La vergüenza es un elemento perturbador para el yo, puesto que genera el estado de duda de uno mismo al cuestionar la conducta corrupta. En términos generales, se sostiene (y comprueba) que el sujeto corrupto no vivencia esta sensación. Para ello cuenta con eficaces mecanismos de defensa, entre los que se describen: a) rabia frente a la vergüenza, a fin de aislar al yo de los efectos reales del comportamiento corrupto, b) anhelo de perfección, lo cual aísla al yo, c) ansias de poder y control sobre los demás, para proteger al yo, d) trasferencia de reproches a otros, e) presentan una imagen de sí mismos grandiosa, un narcisismo patológico, por lo que el sujeto se siente invulnerable y llamado a hacer cosas grandiosas, sin experimentar culpa, angustia o remordimiento por sus actos, f) humor, que pretende una compensación positiva del yo, g) simulación de generosidad y prodigiosidad que retribuye a la soledad que genera la actitud afectivo-emocional egocéntrica y, h) negación de lo que se atribuye al yo del sujeto.
Este guión descriptivo de defensas no sólo constituye el abc de la vida política, sino que realmente logra que el corrupto no se sienta culpable ni considere amenazada su autoestima. No existe autorreproche por la conducta corrupta. Del mismo modo, la culpa como sentimiento de responsabilidad por haber infringido reglas también es anulada eficazmente por los corruptos; se trata de sujetos extrapunitivos, que no experimentan culpa cuando sus acciones causan dolor y sufrimiento a la gente.

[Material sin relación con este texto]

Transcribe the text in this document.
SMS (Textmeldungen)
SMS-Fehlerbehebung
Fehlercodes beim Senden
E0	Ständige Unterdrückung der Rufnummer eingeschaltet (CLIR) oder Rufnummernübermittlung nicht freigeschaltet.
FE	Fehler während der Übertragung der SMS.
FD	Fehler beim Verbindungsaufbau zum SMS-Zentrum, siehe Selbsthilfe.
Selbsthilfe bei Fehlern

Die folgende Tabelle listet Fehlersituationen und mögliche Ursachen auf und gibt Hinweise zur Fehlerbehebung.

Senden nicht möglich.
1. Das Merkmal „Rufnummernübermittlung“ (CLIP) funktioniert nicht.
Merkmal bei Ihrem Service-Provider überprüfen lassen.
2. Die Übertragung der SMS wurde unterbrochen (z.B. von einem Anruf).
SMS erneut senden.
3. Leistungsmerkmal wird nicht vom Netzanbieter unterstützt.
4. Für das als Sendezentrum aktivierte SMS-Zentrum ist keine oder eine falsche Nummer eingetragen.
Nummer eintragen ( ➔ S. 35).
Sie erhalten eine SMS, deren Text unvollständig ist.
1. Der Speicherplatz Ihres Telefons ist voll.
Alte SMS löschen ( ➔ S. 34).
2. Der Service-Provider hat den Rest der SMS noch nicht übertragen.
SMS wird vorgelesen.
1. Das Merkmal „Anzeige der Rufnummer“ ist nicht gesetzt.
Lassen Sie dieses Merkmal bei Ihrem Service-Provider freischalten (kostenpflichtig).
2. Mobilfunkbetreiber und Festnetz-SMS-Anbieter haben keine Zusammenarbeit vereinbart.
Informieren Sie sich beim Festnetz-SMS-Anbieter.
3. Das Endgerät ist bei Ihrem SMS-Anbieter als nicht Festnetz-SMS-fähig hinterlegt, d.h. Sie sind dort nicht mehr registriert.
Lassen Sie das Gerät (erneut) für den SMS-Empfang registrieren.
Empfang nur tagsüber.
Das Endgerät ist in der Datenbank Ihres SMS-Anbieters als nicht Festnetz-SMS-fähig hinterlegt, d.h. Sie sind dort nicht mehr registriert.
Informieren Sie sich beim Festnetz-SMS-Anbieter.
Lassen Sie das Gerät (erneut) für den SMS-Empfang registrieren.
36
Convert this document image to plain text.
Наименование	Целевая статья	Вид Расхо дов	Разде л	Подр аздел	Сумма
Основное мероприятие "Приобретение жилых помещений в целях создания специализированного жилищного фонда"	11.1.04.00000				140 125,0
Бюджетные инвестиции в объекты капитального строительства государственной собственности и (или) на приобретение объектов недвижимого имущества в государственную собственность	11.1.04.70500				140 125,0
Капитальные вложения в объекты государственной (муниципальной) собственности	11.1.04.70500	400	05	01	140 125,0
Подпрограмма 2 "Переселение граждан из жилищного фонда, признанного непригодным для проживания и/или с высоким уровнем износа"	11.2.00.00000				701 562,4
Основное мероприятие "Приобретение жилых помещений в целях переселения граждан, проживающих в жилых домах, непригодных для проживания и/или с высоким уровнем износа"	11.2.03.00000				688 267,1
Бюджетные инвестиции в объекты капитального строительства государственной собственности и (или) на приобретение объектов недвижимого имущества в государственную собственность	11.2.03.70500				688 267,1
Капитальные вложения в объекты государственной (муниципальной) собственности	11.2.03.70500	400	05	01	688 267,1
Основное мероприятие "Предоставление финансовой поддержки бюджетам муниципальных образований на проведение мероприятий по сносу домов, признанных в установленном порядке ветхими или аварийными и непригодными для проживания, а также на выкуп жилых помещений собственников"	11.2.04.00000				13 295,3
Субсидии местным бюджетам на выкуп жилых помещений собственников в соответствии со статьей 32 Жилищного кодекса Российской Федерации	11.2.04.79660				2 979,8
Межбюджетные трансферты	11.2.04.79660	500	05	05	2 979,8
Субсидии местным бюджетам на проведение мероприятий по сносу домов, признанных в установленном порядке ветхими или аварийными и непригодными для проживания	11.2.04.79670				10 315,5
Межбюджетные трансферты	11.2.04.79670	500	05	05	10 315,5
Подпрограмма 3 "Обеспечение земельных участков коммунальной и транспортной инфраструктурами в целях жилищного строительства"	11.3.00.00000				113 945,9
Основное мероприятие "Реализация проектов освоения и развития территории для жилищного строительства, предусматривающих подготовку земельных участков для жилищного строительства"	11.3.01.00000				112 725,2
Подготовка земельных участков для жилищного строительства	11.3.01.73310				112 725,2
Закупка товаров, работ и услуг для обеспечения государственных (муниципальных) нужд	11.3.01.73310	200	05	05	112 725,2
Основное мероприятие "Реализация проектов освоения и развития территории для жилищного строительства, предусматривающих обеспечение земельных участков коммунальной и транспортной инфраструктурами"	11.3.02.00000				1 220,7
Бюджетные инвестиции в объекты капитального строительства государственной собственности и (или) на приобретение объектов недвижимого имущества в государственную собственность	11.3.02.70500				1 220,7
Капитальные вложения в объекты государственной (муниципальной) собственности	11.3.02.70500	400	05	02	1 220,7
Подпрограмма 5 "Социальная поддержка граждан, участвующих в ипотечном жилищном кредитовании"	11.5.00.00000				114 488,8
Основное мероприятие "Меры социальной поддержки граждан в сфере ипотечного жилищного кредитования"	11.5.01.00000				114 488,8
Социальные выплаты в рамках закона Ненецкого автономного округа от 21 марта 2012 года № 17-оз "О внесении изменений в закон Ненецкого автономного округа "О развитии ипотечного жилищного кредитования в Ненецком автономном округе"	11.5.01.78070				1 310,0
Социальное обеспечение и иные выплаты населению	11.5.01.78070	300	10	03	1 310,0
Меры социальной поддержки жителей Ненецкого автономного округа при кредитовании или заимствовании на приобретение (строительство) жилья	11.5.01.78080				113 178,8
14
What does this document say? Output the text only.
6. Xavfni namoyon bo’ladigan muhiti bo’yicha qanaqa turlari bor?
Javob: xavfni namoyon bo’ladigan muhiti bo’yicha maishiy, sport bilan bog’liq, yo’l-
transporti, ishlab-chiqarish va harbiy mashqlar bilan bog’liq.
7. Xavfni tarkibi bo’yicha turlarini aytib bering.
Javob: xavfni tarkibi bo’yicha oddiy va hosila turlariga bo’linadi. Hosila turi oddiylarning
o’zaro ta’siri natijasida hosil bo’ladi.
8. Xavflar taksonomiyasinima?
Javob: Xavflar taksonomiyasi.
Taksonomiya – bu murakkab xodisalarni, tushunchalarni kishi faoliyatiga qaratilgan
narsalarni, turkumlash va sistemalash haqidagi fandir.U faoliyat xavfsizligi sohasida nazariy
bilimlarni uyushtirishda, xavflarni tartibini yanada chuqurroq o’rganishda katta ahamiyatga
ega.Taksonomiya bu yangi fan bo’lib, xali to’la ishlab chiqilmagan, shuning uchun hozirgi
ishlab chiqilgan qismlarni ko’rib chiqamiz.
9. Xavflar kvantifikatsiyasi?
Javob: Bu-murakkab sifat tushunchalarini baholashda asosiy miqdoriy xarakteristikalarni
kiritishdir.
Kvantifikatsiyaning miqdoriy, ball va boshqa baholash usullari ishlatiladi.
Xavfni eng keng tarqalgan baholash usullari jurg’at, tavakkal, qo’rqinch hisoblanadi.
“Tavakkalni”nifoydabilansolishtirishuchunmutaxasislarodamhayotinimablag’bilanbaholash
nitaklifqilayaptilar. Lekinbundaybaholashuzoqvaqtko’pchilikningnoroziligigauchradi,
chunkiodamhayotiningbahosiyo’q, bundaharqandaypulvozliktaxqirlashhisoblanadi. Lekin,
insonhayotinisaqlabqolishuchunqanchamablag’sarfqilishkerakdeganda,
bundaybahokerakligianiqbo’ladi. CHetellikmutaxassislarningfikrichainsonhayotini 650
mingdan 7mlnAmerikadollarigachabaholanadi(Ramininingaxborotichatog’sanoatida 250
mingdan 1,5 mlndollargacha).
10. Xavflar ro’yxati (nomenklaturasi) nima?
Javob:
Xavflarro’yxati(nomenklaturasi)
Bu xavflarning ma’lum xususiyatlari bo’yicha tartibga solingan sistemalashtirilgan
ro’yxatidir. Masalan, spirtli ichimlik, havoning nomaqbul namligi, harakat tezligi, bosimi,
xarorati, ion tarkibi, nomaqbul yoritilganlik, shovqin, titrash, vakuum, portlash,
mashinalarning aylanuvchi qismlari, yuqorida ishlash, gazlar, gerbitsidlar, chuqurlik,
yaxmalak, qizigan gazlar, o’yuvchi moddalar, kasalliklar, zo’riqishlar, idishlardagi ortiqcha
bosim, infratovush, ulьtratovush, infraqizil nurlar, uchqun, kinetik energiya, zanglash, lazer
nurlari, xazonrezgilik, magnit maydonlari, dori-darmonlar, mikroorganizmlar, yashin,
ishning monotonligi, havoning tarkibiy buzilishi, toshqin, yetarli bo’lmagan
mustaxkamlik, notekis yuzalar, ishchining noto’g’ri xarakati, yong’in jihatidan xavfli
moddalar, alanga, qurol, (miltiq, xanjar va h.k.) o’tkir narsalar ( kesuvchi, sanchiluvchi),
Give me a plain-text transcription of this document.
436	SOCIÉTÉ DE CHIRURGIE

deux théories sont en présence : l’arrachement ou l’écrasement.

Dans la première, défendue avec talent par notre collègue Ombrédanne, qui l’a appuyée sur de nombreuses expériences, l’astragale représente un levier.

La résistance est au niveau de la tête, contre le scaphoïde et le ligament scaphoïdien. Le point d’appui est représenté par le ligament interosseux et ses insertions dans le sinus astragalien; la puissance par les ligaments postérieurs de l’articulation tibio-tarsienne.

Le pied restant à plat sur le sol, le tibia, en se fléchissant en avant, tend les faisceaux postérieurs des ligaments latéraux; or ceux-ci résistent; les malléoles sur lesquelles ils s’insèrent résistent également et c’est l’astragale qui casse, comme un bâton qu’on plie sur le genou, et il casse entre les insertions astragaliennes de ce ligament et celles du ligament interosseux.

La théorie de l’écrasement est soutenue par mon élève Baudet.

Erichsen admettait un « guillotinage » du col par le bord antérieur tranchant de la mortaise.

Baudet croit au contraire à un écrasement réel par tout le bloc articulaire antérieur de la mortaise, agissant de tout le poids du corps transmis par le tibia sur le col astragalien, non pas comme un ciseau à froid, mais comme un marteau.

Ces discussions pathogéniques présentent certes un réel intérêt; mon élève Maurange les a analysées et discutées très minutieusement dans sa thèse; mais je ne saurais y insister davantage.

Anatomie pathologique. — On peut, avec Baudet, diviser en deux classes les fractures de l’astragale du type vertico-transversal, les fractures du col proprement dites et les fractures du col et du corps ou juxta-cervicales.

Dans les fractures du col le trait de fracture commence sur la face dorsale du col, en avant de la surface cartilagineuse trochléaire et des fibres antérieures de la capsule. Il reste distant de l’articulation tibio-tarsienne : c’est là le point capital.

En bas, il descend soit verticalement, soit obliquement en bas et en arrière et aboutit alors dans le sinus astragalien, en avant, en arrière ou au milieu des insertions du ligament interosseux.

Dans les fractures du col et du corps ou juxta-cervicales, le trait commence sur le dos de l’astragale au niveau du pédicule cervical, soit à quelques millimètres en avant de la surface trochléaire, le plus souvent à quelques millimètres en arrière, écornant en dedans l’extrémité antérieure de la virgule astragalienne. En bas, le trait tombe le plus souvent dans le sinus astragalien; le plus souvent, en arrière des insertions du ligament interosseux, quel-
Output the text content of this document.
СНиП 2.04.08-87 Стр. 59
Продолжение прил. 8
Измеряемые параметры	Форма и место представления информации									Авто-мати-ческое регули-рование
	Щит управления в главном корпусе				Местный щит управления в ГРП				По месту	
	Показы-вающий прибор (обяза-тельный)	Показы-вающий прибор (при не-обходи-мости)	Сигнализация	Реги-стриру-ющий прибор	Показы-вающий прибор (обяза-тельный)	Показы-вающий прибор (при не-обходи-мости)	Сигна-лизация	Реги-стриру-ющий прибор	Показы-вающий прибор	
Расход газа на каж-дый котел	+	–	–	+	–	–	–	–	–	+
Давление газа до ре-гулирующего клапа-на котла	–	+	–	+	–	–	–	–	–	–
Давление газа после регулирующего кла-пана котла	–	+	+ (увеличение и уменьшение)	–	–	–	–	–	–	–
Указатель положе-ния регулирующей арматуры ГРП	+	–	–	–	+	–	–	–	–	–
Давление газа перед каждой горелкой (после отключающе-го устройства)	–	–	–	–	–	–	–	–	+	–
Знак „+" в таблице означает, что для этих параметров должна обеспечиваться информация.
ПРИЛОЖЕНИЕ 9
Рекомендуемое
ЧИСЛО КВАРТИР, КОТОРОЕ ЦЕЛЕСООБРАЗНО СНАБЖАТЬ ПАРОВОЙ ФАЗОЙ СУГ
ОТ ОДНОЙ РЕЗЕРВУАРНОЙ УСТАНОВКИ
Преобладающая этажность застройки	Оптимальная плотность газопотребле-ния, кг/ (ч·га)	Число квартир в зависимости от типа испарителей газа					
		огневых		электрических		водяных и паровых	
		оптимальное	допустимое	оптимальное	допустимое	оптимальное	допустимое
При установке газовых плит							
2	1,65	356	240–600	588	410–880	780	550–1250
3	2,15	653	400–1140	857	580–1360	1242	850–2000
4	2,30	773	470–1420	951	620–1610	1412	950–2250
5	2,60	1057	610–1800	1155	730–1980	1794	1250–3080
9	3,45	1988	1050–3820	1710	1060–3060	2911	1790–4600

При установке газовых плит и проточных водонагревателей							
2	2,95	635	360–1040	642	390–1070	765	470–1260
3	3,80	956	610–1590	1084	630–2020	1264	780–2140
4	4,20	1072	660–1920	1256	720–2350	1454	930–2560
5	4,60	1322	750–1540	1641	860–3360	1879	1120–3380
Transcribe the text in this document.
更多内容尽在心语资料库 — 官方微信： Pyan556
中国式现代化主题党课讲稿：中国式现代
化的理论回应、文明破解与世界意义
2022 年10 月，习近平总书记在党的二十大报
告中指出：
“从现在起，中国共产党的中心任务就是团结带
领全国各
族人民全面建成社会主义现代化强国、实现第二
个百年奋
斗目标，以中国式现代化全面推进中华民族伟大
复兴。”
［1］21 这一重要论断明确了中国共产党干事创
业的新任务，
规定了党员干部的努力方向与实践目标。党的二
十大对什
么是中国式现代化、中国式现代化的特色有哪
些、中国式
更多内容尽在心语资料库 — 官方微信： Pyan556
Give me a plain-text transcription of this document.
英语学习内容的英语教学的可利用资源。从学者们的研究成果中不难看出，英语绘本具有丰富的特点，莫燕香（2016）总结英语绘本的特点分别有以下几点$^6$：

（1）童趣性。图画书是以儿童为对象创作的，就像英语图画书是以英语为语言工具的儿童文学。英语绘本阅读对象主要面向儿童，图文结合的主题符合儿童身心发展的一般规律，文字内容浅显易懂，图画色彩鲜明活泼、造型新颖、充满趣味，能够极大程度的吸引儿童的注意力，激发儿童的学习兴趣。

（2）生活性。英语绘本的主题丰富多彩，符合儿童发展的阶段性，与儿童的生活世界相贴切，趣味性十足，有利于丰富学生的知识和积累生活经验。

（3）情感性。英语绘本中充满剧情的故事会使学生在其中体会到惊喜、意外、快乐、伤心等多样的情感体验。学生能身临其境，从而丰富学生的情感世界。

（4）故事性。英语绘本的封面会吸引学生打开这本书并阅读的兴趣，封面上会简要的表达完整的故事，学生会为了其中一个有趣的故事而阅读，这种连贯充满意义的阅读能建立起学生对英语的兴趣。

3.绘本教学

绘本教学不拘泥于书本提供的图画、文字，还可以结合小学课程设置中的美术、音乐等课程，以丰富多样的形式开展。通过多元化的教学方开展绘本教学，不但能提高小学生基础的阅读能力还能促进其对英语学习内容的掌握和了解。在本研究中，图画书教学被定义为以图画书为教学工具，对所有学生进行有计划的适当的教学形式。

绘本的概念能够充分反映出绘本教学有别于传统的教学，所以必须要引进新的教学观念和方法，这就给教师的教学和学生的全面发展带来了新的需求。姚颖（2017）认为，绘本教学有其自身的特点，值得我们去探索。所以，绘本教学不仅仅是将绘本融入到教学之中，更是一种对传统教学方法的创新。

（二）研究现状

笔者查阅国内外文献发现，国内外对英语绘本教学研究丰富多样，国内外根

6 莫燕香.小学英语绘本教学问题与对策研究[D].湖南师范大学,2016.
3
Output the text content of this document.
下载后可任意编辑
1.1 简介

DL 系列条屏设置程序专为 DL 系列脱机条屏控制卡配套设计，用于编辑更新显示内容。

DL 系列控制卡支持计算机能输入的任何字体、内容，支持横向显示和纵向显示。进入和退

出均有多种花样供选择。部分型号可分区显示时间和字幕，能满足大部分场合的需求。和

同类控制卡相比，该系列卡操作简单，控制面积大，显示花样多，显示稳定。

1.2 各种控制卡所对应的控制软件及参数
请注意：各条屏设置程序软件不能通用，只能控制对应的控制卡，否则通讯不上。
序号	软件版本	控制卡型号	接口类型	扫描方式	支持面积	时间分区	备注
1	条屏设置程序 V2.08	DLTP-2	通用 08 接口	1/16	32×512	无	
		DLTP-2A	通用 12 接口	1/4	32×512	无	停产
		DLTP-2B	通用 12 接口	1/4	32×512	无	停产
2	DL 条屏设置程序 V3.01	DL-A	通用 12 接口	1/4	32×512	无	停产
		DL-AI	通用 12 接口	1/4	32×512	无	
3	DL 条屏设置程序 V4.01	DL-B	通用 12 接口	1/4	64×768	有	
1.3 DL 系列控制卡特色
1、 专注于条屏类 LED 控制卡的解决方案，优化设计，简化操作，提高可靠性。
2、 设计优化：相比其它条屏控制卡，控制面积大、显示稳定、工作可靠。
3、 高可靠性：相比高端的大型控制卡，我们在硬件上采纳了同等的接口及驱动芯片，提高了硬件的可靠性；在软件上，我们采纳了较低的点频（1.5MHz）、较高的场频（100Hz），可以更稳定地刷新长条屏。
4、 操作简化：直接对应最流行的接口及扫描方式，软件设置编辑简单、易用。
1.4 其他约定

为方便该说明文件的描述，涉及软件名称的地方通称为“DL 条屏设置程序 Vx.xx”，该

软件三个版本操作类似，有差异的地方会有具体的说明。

Es el típico canalla descripto por Lacan, tal como el psicópata y el perverso, que define su realidad como la única, absoluta y universal. Presentan también daño superyoico a nivel de las vinculaciones interpersonales. Son personas iracundas, centradas en sí mismas y explotadoras, no se identifican con otras personas y raramente forman vínculos genuinos de confianza y apego. Los demás son objeto de uso y son medidos en función de su utilidad, para satisfacer las necesidades del psicópata. Están presos también de un extremo dinamismo propio de su carácter primario y de su optimismo egocéntrico que les impide calibrar sus riesgos. La imagen grandiosa que presentan de sí mismos, su narcisismo patológico, hace que el súper yo tolere todo, porque el sujeto se siente invulnerable.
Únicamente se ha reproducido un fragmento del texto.